Algunas preguntas hechas de pasada en Bathurst le permitieron conocer el nombre del ocupante que arrendaba (por una suma irrisoria) la mayor parte de la región que se encontraba entre Blayney y un punto situado al norte de una pequeña ciudad llamada Crookwell. Sin embargo, Charles Dewy, así se llamaba el «dueño», no había intentado ocupar las montañas que se alzaban al este de la región de las colinas bajas, porque las vacas u ovejas que se arrearan hasta allí, según dijo a Alexander el ocupante al que consultó, desaparecerían irremediablemente en aquellos impenetrables matorrales.

Provisto de mediciones de latitud muy precisas y de un diagrama topográfico que no tenía la menor intención de mostrar a nadie, Alexander se encaminó a Sydney. Había decidido presentarse en el Departamento de Tierras.

Esta vez se alojó en un lujoso hotel situado en Elizabeth Street, frente a Hyde Park, y encargó a un voluntarioso sastre levantino que le confeccionara a toda prisa ropas apropiadas para la ocasión. Tal vez fuera tacaño (la palabra que había empleado Ruby todavía le escocía), pero lo cierto era que para él aquellos gastos eran una verdadera inversión. De manera que cuando se presentó en el Departamento de Tierras no tuvo la menor dificultad para conseguir una entrevista con uno de los funcionarios principales.

– Estamos tratando de socavar el poder de los usurpadores -dijo el señor Osbert Winfield- por varías razones. Una es que han acumulado un enorme poder político si se compara su número con la cantidad de habitantes que tiene una ciudad tan populosa como Sydney. Otra es que esta gente paga un gravamen insignificante para ocupar tierras no enajenables de la Corona. El gobierno, al que represento como funcionario, quiere otorgar pequeñas parcelas de esas tierras a los trabajadores de las ciudades y los ex mineros. Que tengan una extensión suficiente para que sean viables, por supuesto, pero no cientos de hectáreas.

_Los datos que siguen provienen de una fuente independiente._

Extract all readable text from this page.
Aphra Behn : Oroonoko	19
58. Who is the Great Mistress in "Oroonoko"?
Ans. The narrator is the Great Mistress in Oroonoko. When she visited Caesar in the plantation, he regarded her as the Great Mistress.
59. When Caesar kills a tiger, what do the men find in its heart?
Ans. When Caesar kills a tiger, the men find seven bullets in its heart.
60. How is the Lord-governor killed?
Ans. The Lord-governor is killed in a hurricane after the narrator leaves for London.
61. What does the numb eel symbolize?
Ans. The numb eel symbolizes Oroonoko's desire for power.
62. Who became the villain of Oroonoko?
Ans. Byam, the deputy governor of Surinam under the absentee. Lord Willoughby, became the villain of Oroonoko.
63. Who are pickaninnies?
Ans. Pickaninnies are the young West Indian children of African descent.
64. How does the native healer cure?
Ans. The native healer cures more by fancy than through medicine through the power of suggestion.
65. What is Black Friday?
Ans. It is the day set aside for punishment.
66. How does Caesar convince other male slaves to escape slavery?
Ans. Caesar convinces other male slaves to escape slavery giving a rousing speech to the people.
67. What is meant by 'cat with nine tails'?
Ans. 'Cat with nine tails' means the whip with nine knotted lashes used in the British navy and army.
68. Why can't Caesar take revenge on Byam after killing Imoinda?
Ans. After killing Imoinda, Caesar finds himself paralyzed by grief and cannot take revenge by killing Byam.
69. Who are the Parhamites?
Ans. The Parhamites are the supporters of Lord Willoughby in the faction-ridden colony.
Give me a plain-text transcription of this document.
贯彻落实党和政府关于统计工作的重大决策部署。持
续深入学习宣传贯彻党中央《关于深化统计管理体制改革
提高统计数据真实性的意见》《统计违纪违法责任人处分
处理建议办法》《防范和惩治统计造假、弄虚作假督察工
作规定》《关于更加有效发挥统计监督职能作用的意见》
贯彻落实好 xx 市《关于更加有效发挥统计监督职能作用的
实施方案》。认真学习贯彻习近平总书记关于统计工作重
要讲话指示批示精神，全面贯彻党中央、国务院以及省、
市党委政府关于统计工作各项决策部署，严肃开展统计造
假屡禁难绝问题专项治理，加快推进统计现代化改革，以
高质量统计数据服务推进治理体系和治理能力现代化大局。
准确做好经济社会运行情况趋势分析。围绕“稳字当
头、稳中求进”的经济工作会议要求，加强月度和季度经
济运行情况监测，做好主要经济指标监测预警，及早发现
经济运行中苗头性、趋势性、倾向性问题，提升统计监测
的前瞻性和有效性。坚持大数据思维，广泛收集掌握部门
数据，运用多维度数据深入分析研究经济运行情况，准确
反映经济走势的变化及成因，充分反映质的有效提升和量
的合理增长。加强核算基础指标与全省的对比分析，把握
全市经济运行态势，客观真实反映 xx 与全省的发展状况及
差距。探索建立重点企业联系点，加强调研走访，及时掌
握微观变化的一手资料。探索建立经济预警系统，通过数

– ¿Es lo que llaman concesiones? -preguntó Alexander.

– Exactamente, señor Kinross. En 1861 se promulgó un nuevo instrumento legal, la Ley de Enajenación de Tierras de la Corona, que posteriormente fue enmendada para reducir el lapso del arrendamiento autorizado a los ocupantes de tierras de la Corona a un máximo de cinco años. Puede renovarse, pero el contrato expira si alguien compra tierras no mensuradas de su arriendo.

– ¿Y cómo hace alguien que quiere comprar una extensión de tierras de la Corona no mensuradas? -preguntó Alexander sin disimular su interés-. Yo tengo en mente comprar una de esas concesiones.

El funcionario desplegó los mapas y Alexander sus mediciones. Los mapas del Departamento de Tierras eran mucho mejores que los que había conseguido en Bathurst, pero lo que a él le interesaba saber era si su río tenía nombre o si simplemente estaba registrado como «afluente del río Abercrombie».

– ¿Qué extensión de tierra puedo comprar?

– No más de ciento treinta hectáreas, señor, a razón de dos libras esterlinas y media por hectárea. Se le exige que haga un depósito en efectivo equivalente a la cuarta parte del total. Las otras tres cuartas partes puede pagarlas en un lapso no superior a los tres años.

– En total son trescientas veinte libras. Yo las pagaría ahora mismo, señor Winfield.

– ¿Dónde se encuentran esas tierras? -preguntó el señor Winfield.

– Exactamente ahí-repuso Alexander, señalando con el dedo el punto del mapa en que aparecía su río, al pie de la montaña.

– Humm… -masculló el señor Winfield, examinando cuidadosamente el mapa a través de sus gafas. Cuando levantó la vista sus ojos brillaban-. Ése es un sitio excelente para buscar oro, ¿no es así? Y está intacto, además. ¡Muy astuto de su parte, señor Kinross, muy astuto! Sin embargo, sólo podrá comprar si firma una declaración jurada ante un juez de paz en la que se compromete a cercar esas tierras, trabajarlas, y vivir en ellas.